On the other hand, all Arab countries are watching what is happening in Syria. Every single Arab country is aware of this tragedy, and no one has offered serious aid to the refugees, except for Morocco and Jordan, who saw eye to eye on the Syrian issue and their aid is not enough. The region that I blame has the capacity to quickly build housing for the refugees. The big construction companies that have built the gleaming towers of Dubai, Abu Dhabi and Riyadh should be contracted to create shelters for the influx. There is no reason all this knowhow can’t be put to humanitarian use. Morocco, Jordan, and Europe can do more for the Syrians, but Saudi Arabia must shoulder much more of the burden. It feels as if they just need a reminder: ” Hey, that’s how you have to do it to help your brothers in Islam.” Shame on them all.

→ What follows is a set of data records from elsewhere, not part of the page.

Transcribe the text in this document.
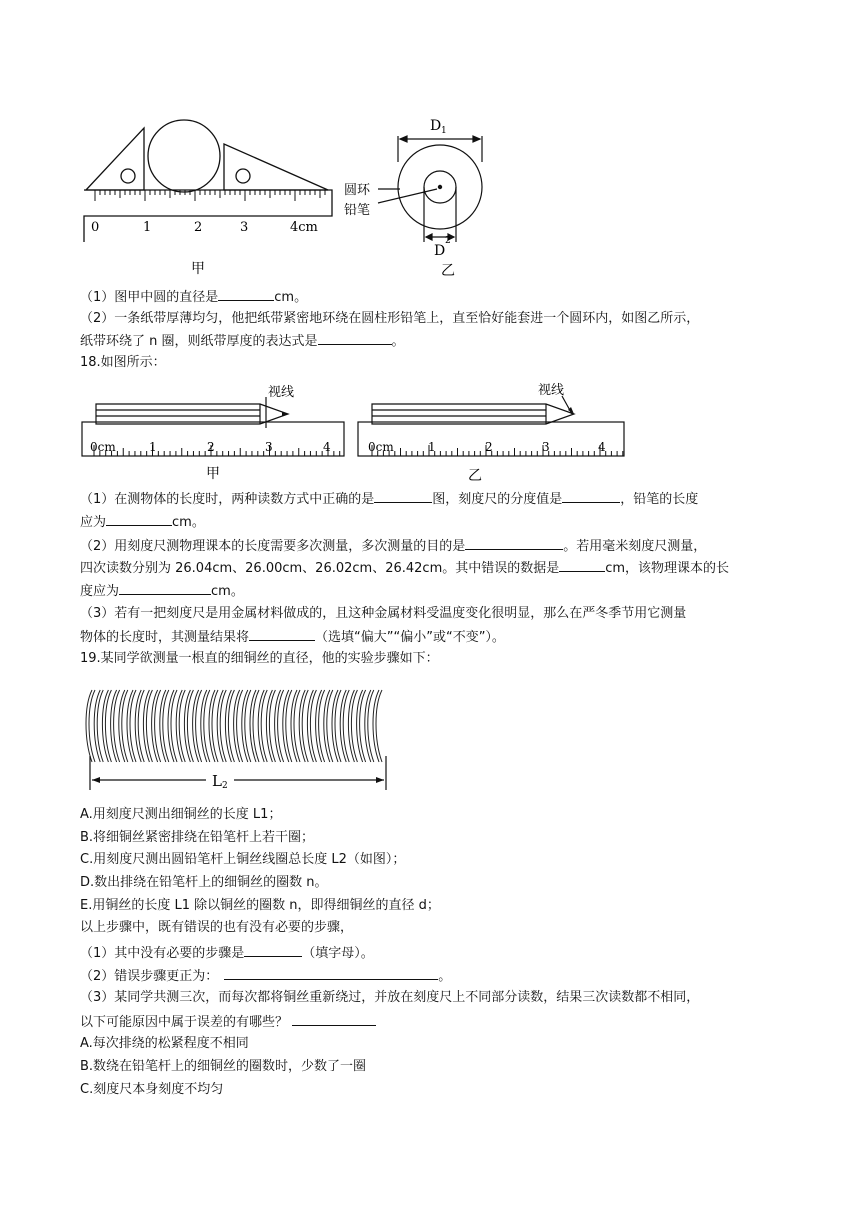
0	1	2	3	4cm
甲
D 1
D
2
圆环
铅笔
乙
（1）图甲中圆的直径是	cm。
（2）一条纸带厚薄均匀，他把纸带紧密地环绕在圆柱形铅笔上，直至恰好能套进一个圆环内，如图乙所示，
纸带环绕了 n 圈，则纸带厚度的表达式是	。
18.如图所示：
视线
0cm	1	2	3	4
甲
视线
0cm	1	2	3	4
乙
（1）在测物体的长度时，两种读数方式中正确的是	图，刻度尺的分度值是	，铅笔的长度
应为	cm。
（2）用刻度尺测物理课本的长度需要多次测量，多次测量的目的是	。若用毫米刻度尺测量，
四次读数分别为 26.04cm、26.00cm、26.02cm、26.42cm。其中错误的数据是	cm，该物理课本的长
度应为	cm。
（3）若有一把刻度尺是用金属材料做成的，且这种金属材料受温度变化很明显，那么在严冬季节用它测量
物体的长度时，其测量结果将	（选填“偏大”“偏小”或“不变”）。
19.某同学欲测量一根直的细铜丝的直径，他的实验步骤如下：
L 2
A.用刻度尺测出细铜丝的长度 L1；
B.将细铜丝紧密排绕在铅笔杆上若干圈；
C.用刻度尺测出圆铅笔杆上铜丝线圈总长度 L2（如图）；
D.数出排绕在铅笔杆上的细铜丝的圈数 n。
E.用铜丝的长度 L1 除以铜丝的圈数 n，即得细铜丝的直径 d；
以上步骤中，既有错误的也有没有必要的步骤，
（1）其中没有必要的步骤是	（填字母）。
（2）错误步骤更正为：	。
（3）某同学共测三次，而每次都将铜丝重新绕过，并放在刻度尺上不同部分读数，结果三次读数都不相同，
以下可能原因中属于误差的有哪些？
A.每次排绕的松紧程度不相同
B.数绕在铅笔杆上的细铜丝的圈数时，少数了一圈
C.刻度尺本身刻度不均匀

My eyes have been opened to this situation for a while, and I hope the same happens to you now. Syrians are a determined and brave people, but I am not sure if they can defeat this harsh regime. Today, no matter where I am or what I am doing, my heart is and will be with Syria. That doesn’t make me any less ambitious: that doesn’t make me any less determined: it just means I am looking towards something philanthropic. At least I am not like some Arab countries. At least I am a Moroccan with a Syrian heart.